Yahweh by his side, the Gatekeeper fought his way around the corner of the huge wall, where the wind dropped enough for him to crouch and light a dirt stained 'roll.  He inhaled deeply feeling the smoke and thick cold mingle in his lungs and breathed out a cloud of yellowy smoke.  Through the haze the Eastern gates looked even more foreboding.  To think once, back in the time of men this had just been a prison.  Now, it was the only refuge they knew of.  A cage become fortress.  He took another drag and growled to himself, savouring the flem in his throat.  They trudged on into the wind, two beasts together.  The gatekeeper took a last drag and stopped dead in his tracks.  In the shallow light of the 'roll tip he could see a beast up near the edge of the Northern wall.  He breathed the smoke out silently and grown the butt under the heel of his boot.  The acid rain began to fall. 

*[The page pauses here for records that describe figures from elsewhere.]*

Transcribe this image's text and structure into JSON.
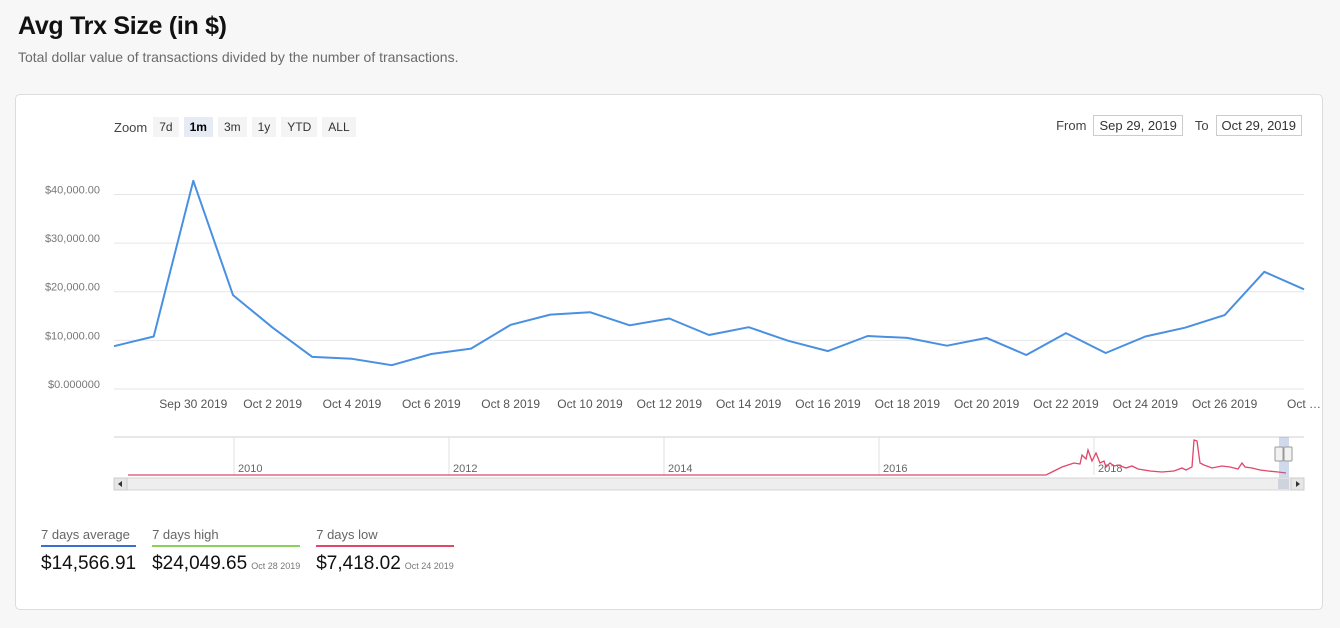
{
  "page": {
    "title": "Avg Trx Size (in $)",
    "subtitle": "Total dollar value of transactions divided by the number of transactions."
  },
  "zoom": {
    "label": "Zoom",
    "buttons": [
      "7d",
      "1m",
      "3m",
      "1y",
      "YTD",
      "ALL"
    ],
    "active": "1m"
  },
  "range": {
    "from_label": "From",
    "from_value": "Sep 29, 2019",
    "to_label": "To",
    "to_value": "Oct 29, 2019"
  },
  "chart_data": {
    "type": "line",
    "title": "",
    "xlabel": "",
    "ylabel": "",
    "ylim": [
      0,
      44000
    ],
    "y_ticks": [
      0,
      10000,
      20000,
      30000,
      40000
    ],
    "y_tick_labels": [
      "$0.000000",
      "$10,000.00",
      "$20,000.00",
      "$30,000.00",
      "$40,000.00"
    ],
    "x_tick_labels": [
      "Sep 30 2019",
      "Oct 2 2019",
      "Oct 4 2019",
      "Oct 6 2019",
      "Oct 8 2019",
      "Oct 10 2019",
      "Oct 12 2019",
      "Oct 14 2019",
      "Oct 16 2019",
      "Oct 18 2019",
      "Oct 20 2019",
      "Oct 22 2019",
      "Oct 24 2019",
      "Oct 26 2019",
      "Oct …"
    ],
    "x": [
      "Sep 28 2019",
      "Sep 29 2019",
      "Sep 30 2019",
      "Oct 1 2019",
      "Oct 2 2019",
      "Oct 3 2019",
      "Oct 4 2019",
      "Oct 5 2019",
      "Oct 6 2019",
      "Oct 7 2019",
      "Oct 8 2019",
      "Oct 9 2019",
      "Oct 10 2019",
      "Oct 11 2019",
      "Oct 12 2019",
      "Oct 13 2019",
      "Oct 14 2019",
      "Oct 15 2019",
      "Oct 16 2019",
      "Oct 17 2019",
      "Oct 18 2019",
      "Oct 19 2019",
      "Oct 20 2019",
      "Oct 21 2019",
      "Oct 22 2019",
      "Oct 23 2019",
      "Oct 24 2019",
      "Oct 25 2019",
      "Oct 26 2019",
      "Oct 27 2019",
      "Oct 28 2019"
    ],
    "series": [
      {
        "values": [
          8800,
          10800,
          42800,
          19300,
          12600,
          6600,
          6200,
          4900,
          7200,
          8300,
          13200,
          15300,
          15800,
          13100,
          14500,
          11100,
          12700,
          9900,
          7800,
          10900,
          10500,
          8900,
          10500,
          7000,
          11500,
          7400,
          10800,
          12600,
          15200,
          24100,
          20500
        ],
        "color": "#4a90e2"
      }
    ],
    "grid": true,
    "legend": "none",
    "navigator": {
      "year_labels": [
        "2010",
        "2012",
        "2014",
        "2016",
        "2018"
      ],
      "color": "#e0476a"
    }
  },
  "stats": [
    {
      "label": "7 days average",
      "value": "$14,566.91",
      "date": "",
      "color": "#3b6fd4"
    },
    {
      "label": "7 days high",
      "value": "$24,049.65",
      "date": "Oct 28 2019",
      "color": "#8bd05a"
    },
    {
      "label": "7 days low",
      "value": "$7,418.02",
      "date": "Oct 24 2019",
      "color": "#e0476a"
    }
  ]
}
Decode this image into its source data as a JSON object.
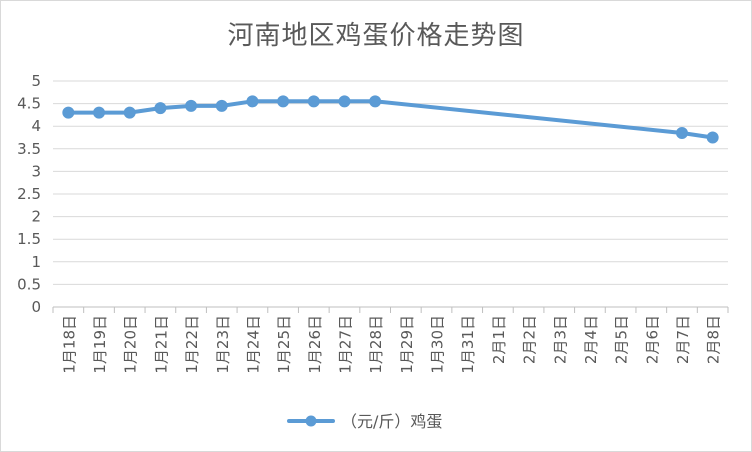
{
  "chart_data": {
    "type": "line",
    "title": "河南地区鸡蛋价格走势图",
    "categories": [
      "1月18日",
      "1月19日",
      "1月20日",
      "1月21日",
      "1月22日",
      "1月23日",
      "1月24日",
      "1月25日",
      "1月26日",
      "1月27日",
      "1月28日",
      "1月29日",
      "1月30日",
      "1月31日",
      "2月1日",
      "2月2日",
      "2月3日",
      "2月4日",
      "2月5日",
      "2月6日",
      "2月7日",
      "2月8日"
    ],
    "series": [
      {
        "name": "（元/斤）鸡蛋",
        "color": "#5b9bd5",
        "values": [
          4.3,
          4.3,
          4.3,
          4.4,
          4.45,
          4.45,
          4.55,
          4.55,
          4.55,
          4.55,
          4.55,
          null,
          null,
          null,
          null,
          null,
          null,
          null,
          null,
          null,
          3.85,
          3.75
        ]
      }
    ],
    "ylim": [
      0,
      5
    ],
    "yticks": [
      "0",
      "0.5",
      "1",
      "1.5",
      "2",
      "2.5",
      "3",
      "3.5",
      "4",
      "4.5",
      "5"
    ],
    "grid": true,
    "legend_position": "bottom",
    "gap_mode": "connect"
  }
}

"Yahweh.  Get." he whispered hoarsely and crouched down in the foxgloves to unsheath the knife.  The dog sprang forward and hurtled on through the heavy drops disappearing into the dark.  He hoped it was a quick kill.  The dog wouldn't last more than a few minutes in the rain.
The Gatekeeper waited.  He strained to listen but all he could hear was the shrill whistle of the wind, the thudding of the falling rain on his helmet and the thudding of his own heartbeat.  To calm himself he counted slowly to thirty and then swept forwards.  He saw the beast prone on the ground and ran to finish the job.  Whalebone sliced through the acid drops and straight into the beast's neck.  There'd be meat tonight.

The Gatekeeper's eyes shot left and right.  He whistled, but Yahweh was nowhere to be seen.  With any luck the hound had run for shelter before the acid ate through his fur.  From a distance he thought he could hear a whining, but it could have just been the wind.  He hauled the dead beast into the meatsac and dragged it behind him along the Northern wall continuing his round alone.

As he turned to approach the Western gate he spotted something else on the floor.  A bundle of rags or, if luck was with him a bear cub caught out in the acid storm.  The Gatekeeper hurried forward, the meatsac following him step by step, partners in a strange sluggish dance.  As he drew close, the knife dropped from the Gatekeeper's hand, the meatsac from his grasp and he fell to the floor over the two lifeless bodies.  Several minutes passed.  Swallowing hard, the Gatekeeper straightened himself up, fetched his knife and shifted the beast in the sack to make room for the dead hound.  Feeling the tears well up behind his eyes, he turned back to the second body, Yahweh's teeth marks still gleaming where there'd torn into his neck, the rain already beginning to eat away at the edges of the wound.  He turned the dead man over to look into his scarred face for one last time and hardening his heart, added the third corpse to the sac.  Dragging the meat behind him, the Gatekeeper struggled on.  Waste not.  Want not.